Thomas Hummel hatte an Brett 2 mit FIDE-Meister Dieter Seyb den nominell stärksten Gegner, der in der näheren Vergangenheit einige Auftritte in der 2. Bundesliga hatte. Thomas konnte die geschlossene Stellung lange Zeit in der Waage halten, fand jedoch nach der Öffnung der Stellung in FM Seyb seinen Meister, 1,5:4,5. Schließlich konnte Eva Schilay an Brett 3 durch beharrlichen Druck auf den passiv agierenden Gegner Bauer um Bauer und schließlich die Partie gewinnen. 2,5:4,5. Als sich Johannes Hierl (Brett 7) nach starkem Spiel schließlich mit einem Remis begnügen musste, war der Endstand von 3:5 erreicht.
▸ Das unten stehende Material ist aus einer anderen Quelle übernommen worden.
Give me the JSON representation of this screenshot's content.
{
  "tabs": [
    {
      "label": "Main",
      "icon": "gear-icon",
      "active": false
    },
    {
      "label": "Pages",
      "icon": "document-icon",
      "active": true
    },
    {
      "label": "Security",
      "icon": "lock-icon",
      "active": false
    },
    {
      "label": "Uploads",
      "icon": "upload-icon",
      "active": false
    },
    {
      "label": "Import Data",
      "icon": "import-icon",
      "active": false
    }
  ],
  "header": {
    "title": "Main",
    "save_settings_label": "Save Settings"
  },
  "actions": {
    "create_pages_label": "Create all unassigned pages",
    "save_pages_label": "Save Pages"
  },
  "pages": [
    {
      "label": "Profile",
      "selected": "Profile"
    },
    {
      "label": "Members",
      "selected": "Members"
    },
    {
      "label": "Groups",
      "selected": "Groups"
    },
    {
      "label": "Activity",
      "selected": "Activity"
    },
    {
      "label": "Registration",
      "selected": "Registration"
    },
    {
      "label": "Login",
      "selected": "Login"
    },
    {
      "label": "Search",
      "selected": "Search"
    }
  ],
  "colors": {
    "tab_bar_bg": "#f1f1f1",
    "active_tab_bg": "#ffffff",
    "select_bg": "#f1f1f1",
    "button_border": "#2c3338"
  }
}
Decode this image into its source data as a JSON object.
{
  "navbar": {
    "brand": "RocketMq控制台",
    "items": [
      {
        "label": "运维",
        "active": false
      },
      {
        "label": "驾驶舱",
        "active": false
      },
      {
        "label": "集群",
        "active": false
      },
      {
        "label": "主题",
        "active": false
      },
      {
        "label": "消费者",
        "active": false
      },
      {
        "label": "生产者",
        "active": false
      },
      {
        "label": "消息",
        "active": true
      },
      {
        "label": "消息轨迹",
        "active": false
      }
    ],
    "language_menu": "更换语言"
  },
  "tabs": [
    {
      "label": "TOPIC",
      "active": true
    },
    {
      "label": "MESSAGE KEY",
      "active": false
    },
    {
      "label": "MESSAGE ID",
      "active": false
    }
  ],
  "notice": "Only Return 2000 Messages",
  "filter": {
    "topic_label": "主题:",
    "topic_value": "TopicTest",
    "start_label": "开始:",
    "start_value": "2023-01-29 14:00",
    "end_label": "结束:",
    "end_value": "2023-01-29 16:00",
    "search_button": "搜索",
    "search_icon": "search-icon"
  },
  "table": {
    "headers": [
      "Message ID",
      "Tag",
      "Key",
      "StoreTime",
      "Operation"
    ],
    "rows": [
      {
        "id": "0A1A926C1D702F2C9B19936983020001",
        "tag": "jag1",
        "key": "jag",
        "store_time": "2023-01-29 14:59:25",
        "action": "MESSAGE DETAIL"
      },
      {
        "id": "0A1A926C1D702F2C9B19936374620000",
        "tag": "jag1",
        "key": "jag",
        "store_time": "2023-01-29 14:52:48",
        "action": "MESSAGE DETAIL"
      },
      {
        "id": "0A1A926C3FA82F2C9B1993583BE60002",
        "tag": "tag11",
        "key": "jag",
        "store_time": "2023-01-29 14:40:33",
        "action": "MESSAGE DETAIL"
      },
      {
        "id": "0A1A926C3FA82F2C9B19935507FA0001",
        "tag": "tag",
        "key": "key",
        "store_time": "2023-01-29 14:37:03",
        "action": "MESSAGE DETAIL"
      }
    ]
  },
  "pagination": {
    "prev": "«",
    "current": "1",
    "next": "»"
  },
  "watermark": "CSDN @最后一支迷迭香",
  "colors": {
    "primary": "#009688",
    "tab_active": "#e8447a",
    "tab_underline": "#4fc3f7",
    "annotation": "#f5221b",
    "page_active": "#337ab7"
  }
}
Trotz der erneuten Niederlage muss ich der Mannschaft ein Kompliment machen, da wir uns gegen die an fast allen Brettern um mehr als 100 DWZ-Punkte stärkeren Gegner teuer verkauft haben. Angesichts von anstehenden Nachholspielen und Freilosen ist der 4. Tabellenplatz im Moment nicht aussagekräftig.